Una vez había un sacerdote Hindú que acostumbraba ofrecer todos los alimentos al Ser Supremo antes de comerlos, como ya era su tradición. Y un día, estando ocupado, envió a su niña pequeña para que fuera al templo a ofrecer la leche. La niña, tomando el tazón lleno de leche, fue al altar a hacer lo que su papá le había indicado.
Con una oración, ofreció al Ser Supremo el alimento y esperó un rato. Pero como el SEÑOR no se aparecía, volvió a ofrecerlo. Al no ver resultado, comenzó a llorar desesperadamente. Las lágrimas puras, inocentes y sinceras de la niña llegaron hasta el Señor, quien se manifestó en forma humana y tomó toda la leche.
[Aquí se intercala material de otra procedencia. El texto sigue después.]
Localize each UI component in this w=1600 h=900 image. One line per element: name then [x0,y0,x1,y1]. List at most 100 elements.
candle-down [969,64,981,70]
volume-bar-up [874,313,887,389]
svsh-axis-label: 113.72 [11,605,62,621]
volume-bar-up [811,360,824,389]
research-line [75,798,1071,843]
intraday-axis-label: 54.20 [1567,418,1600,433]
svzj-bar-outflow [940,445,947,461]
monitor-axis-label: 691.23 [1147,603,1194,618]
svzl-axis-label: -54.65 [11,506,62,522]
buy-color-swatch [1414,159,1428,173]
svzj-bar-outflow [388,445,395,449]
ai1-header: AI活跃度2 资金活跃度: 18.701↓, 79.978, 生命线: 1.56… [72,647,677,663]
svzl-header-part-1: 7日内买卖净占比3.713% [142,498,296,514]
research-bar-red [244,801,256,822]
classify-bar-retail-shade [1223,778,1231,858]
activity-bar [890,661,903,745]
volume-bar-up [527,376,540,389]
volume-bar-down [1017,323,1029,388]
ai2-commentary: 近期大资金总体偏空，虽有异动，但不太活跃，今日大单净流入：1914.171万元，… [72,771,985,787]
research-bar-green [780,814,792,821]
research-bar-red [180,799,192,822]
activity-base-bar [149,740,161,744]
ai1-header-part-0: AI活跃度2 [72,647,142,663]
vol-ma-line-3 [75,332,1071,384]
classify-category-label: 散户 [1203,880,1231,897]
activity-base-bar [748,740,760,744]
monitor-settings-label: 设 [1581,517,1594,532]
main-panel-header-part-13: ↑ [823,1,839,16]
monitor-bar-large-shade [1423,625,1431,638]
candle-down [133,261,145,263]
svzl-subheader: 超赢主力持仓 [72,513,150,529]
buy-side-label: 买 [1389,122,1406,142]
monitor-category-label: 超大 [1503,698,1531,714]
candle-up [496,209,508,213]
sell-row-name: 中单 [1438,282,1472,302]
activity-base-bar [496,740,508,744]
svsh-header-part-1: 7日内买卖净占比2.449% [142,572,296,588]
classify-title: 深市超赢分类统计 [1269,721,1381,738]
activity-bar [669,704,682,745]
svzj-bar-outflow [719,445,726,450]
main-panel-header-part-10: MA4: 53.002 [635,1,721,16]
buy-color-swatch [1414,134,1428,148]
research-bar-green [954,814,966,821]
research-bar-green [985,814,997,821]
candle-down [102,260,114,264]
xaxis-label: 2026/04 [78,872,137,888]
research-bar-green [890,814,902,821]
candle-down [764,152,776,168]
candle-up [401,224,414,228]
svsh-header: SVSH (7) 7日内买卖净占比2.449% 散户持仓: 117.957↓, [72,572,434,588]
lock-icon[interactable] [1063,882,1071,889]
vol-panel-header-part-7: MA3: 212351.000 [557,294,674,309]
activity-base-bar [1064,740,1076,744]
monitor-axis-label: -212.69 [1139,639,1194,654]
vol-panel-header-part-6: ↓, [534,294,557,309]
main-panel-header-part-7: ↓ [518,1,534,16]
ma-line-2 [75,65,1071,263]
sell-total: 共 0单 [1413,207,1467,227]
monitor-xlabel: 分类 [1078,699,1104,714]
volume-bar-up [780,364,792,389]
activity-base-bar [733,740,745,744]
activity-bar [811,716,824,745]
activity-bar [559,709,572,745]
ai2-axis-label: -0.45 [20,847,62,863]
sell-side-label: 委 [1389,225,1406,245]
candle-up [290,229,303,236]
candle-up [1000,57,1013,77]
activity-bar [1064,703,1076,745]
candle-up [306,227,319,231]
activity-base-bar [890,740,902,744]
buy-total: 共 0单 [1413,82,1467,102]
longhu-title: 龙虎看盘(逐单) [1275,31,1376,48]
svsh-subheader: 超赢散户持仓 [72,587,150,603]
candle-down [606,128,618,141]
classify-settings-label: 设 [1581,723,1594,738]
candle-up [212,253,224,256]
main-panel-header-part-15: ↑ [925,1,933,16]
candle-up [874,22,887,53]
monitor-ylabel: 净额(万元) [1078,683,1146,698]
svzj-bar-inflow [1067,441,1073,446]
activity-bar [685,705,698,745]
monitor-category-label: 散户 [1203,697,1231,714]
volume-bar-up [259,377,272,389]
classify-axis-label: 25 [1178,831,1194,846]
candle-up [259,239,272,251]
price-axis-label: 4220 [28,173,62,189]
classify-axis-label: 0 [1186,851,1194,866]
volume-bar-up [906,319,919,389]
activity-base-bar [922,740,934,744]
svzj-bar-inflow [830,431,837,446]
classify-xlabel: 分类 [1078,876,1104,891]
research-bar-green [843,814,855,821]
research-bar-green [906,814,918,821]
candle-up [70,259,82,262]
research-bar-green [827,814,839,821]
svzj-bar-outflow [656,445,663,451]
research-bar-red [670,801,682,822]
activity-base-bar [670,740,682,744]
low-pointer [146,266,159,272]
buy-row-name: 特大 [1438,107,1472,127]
La niña corrió llena de contento hacia su padre.
Cuando llegó con el recipiente vacío, el padre le dijo: “¿Dónde está la leche? Has venido con el recipiente vacío”. La niña contestó: ¡Oh, padre! El SEÑOR se apareció y se ha tomado la leche tal como yo se la ofrecí.
“Pero no puede ser”, replicó el padre incrédulo. “Vamos al templo otra vez y llevemos otro tazón de leche, a ver si estás hablando la verdad”.
De nuevo la niña imploró al Ser Supremo que tomara la leche que le ofrecía. El Ser Supremo apareció ante ellos para tomar la ofrenda. Y el padre, asombrado, se postró emocionado a los pies de su pequeña hija, siendo más tarde su discípulo.
La diferencia entre la ofrenda de la niña y la del padre es que la niña ofrendaba con sinceridad y pureza. Dios siempre escucha los corazones puros.